The question is what's the meaning of the symbol $\phi$?
If it just a mapping,what's the mean of the equation?
I guess it's $\phi(x)$, $x$ is the element of $M$. Then $\phi(x)$ is the element of $M$ too,the equation will mean a element of $M$ plus a element of ideal a equal to zero.
We haven't define the sum.The binary operation of module should be $A \times M \to M$. The symbol $\phi$ is not $\phi(x)$.

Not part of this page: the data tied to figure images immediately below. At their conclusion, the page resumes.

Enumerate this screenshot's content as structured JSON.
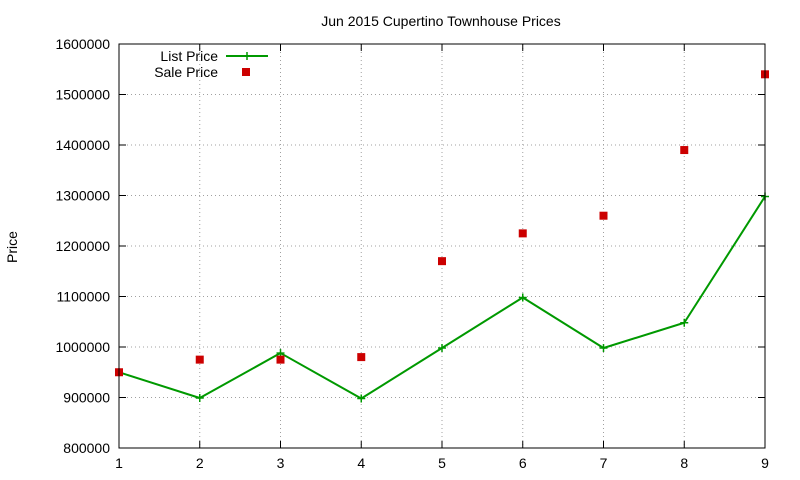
{
  "chart_data": {
    "type": "line",
    "title": "Jun 2015 Cupertino Townhouse Prices",
    "xlabel": "",
    "ylabel": "Price",
    "x": [
      1,
      2,
      3,
      4,
      5,
      6,
      7,
      8,
      9
    ],
    "xlim": [
      1,
      9
    ],
    "ylim": [
      800000,
      1600000
    ],
    "xticks": [
      1,
      2,
      3,
      4,
      5,
      6,
      7,
      8,
      9
    ],
    "yticks": [
      800000,
      900000,
      1000000,
      1100000,
      1200000,
      1300000,
      1400000,
      1500000,
      1600000
    ],
    "grid": true,
    "legend_position": "top-left",
    "series": [
      {
        "name": "List Price",
        "style": "line-with-plus-markers",
        "color": "#009900",
        "values": [
          950000,
          899000,
          988000,
          898000,
          998000,
          1098000,
          998000,
          1048000,
          1298000
        ]
      },
      {
        "name": "Sale Price",
        "style": "square-markers",
        "color": "#cc0000",
        "values": [
          950000,
          975000,
          975000,
          980000,
          1170000,
          1225000,
          1260000,
          1390000,
          1540000
        ]
      }
    ]
  }
}
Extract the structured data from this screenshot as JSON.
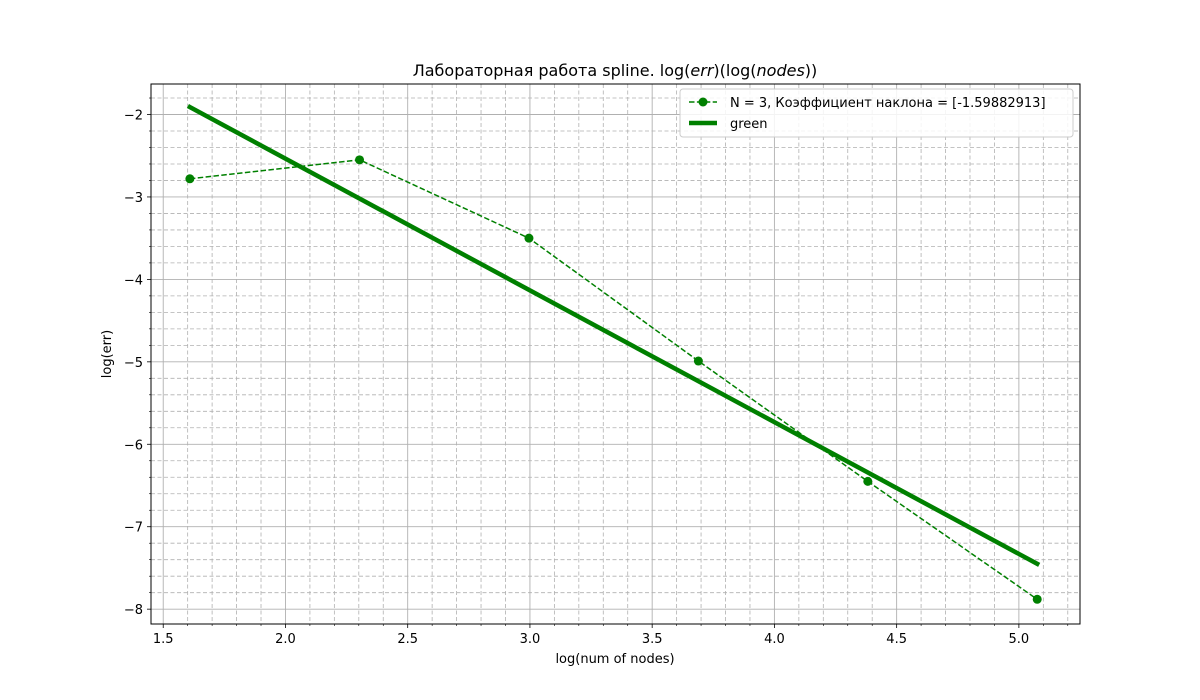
{
  "chart_data": {
    "type": "line",
    "title": {
      "prefix": "Лабораторная работа spline. log(",
      "italic1": "err",
      "mid": ")(log(",
      "italic2": "nodes",
      "suffix": "))"
    },
    "xlabel": "log(num of nodes)",
    "ylabel": "log(err)",
    "xlim": [
      1.45,
      5.25
    ],
    "ylim": [
      -8.18,
      -1.63
    ],
    "x_ticks": [
      1.5,
      2.0,
      2.5,
      3.0,
      3.5,
      4.0,
      4.5,
      5.0
    ],
    "x_tick_labels": [
      "1.5",
      "2.0",
      "2.5",
      "3.0",
      "3.5",
      "4.0",
      "4.5",
      "5.0"
    ],
    "y_ticks": [
      -8,
      -7,
      -6,
      -5,
      -4,
      -3,
      -2
    ],
    "y_tick_labels": [
      "−8",
      "−7",
      "−6",
      "−5",
      "−4",
      "−3",
      "−2"
    ],
    "grid": "major solid, minor dashed",
    "legend_position": "top-right",
    "series": [
      {
        "name": "N = 3, Коэффициент наклона = [-1.59882913]",
        "color": "#008000",
        "style": "dashed",
        "marker": "circle",
        "x": [
          1.609,
          2.303,
          2.996,
          3.689,
          4.382,
          5.075
        ],
        "y": [
          -2.78,
          -2.55,
          -3.5,
          -4.99,
          -6.45,
          -7.88
        ]
      },
      {
        "name": "green",
        "color": "#008000",
        "style": "solid-thick",
        "marker": "none",
        "x": [
          1.609,
          5.075
        ],
        "y": [
          -1.91,
          -7.45
        ]
      }
    ]
  }
}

Could you tell me what's meaning of a symbol in the proposition or what's the mean of the equation.
I'm sorry for my poor english.
The set of endomorphisms of an $A$-module $M$, just like the set of linear mappings from a vector space to itself, form a ring, if you define the operations pointwise. In other words, if $\phi,\psi$ are a $A$-module endomorphism, define $$\begin{eqnarray} (\phi \mathbf{+} \psi) &\,:\,& M \to M &\,:\,& x \mapsto \phi(x) + \psi(x) \\ (\phi \circ \psi) &\,:\,& M \to M &\,:\,& x \mapsto \phi(\psi(x)) \\ \mathbf{1} &\,:\,& M \to M &\,:\,& x \mapsto x \\ \mathbf{0} &\,:\,& M \to M &\,:\,& x \mapsto 0 \text{.} \end{eqnarray}$$ With that $\phi^n$ simply means $\underbrace{\phi\cdot\ldots\cdot\phi}_{\textrm{$n$ times}}$, i.e. $\phi^n(x) = \phi(\ldots\phi(x)\ldots)$. Just like as for numbers, we set $$ \phi^0 := \mathbf{1} \text{,} $$ i.e. for every endomorphism $\phi$, we define $\phi^0$ to be the identical mapping $x \mapsto x$.
Additionally, since you can multiply elements of an $A$-module with elements of $A$ (just like you can multiply and vector in a vector space with a scalar), every element $c \in A$ naturally corresponds to the $A$-module endomorphism $$ \mathbf{c} \,:\, M \to M \,:\, x \mapsto c\cdot x \text{.} $$
This allows you to evaluate poylnomials $p \in A[t]$ for arbitrary endomorphisms $\phi$. Let $$ p(t) = a_n t^n + \ldots + a_1 t + a_0 \in A[t] \text{.} $$ Then, evaluating $p$ at $\phi$, yields $$ p(\phi) = \mathbf{a_n} \circ \phi^n \mathbf{+} \ldots \mathbf{+} \mathbf{a_1}\circ \phi \mathbf{+} \mathbf{a_0} \text{,} $$ where $\mathbf{a_i}$ stands for the endomorphism corresponding to $a_i$, i.e. for the map $x \mapsto a_i\cdot x$. The expression $p(\phi)$ is thus endomorphism defined as the sum of producs of endomorphisms. Let's now apply an $x$ to that endomorphism, i.e. compute $$\begin{eqnarray} p(\phi)(x) &=& \left(\mathbf{a_n} \circ\phi^n \mathbf{+} \ldots \mathbf{+} \mathbf{a_1}\circ \phi \mathbf{+} \mathbf{a_0}\right)(x) \\ &=& \mathbf{a_n} \circ\phi^n(x) + \ldots + \mathbf{a_1}\circ \phi(x) + \mathbf{a_0}(x) \\ &=& a_n \cdot\phi^n(x) + \ldots + a_1 \cdot\phi(x) + a_0\cdot x \text{.} \end{eqnarray}$$ Note that bold symbols (e.g. $\mathbf{a_i}$ and $\mathbf{+}$) and $\circ$ represent operations on endomorphisms, while their regular counterparts represent the operations on the $A$-module $M$. It follows that $p(\phi)$ is simply the endomorphism $$ p(\phi) \,:\, M \to M \,:\, x \mapsto a_n\cdot \phi^n(x) + \ldots + a_1\cdot \phi(x) + a_0\cdot x \text{.} $$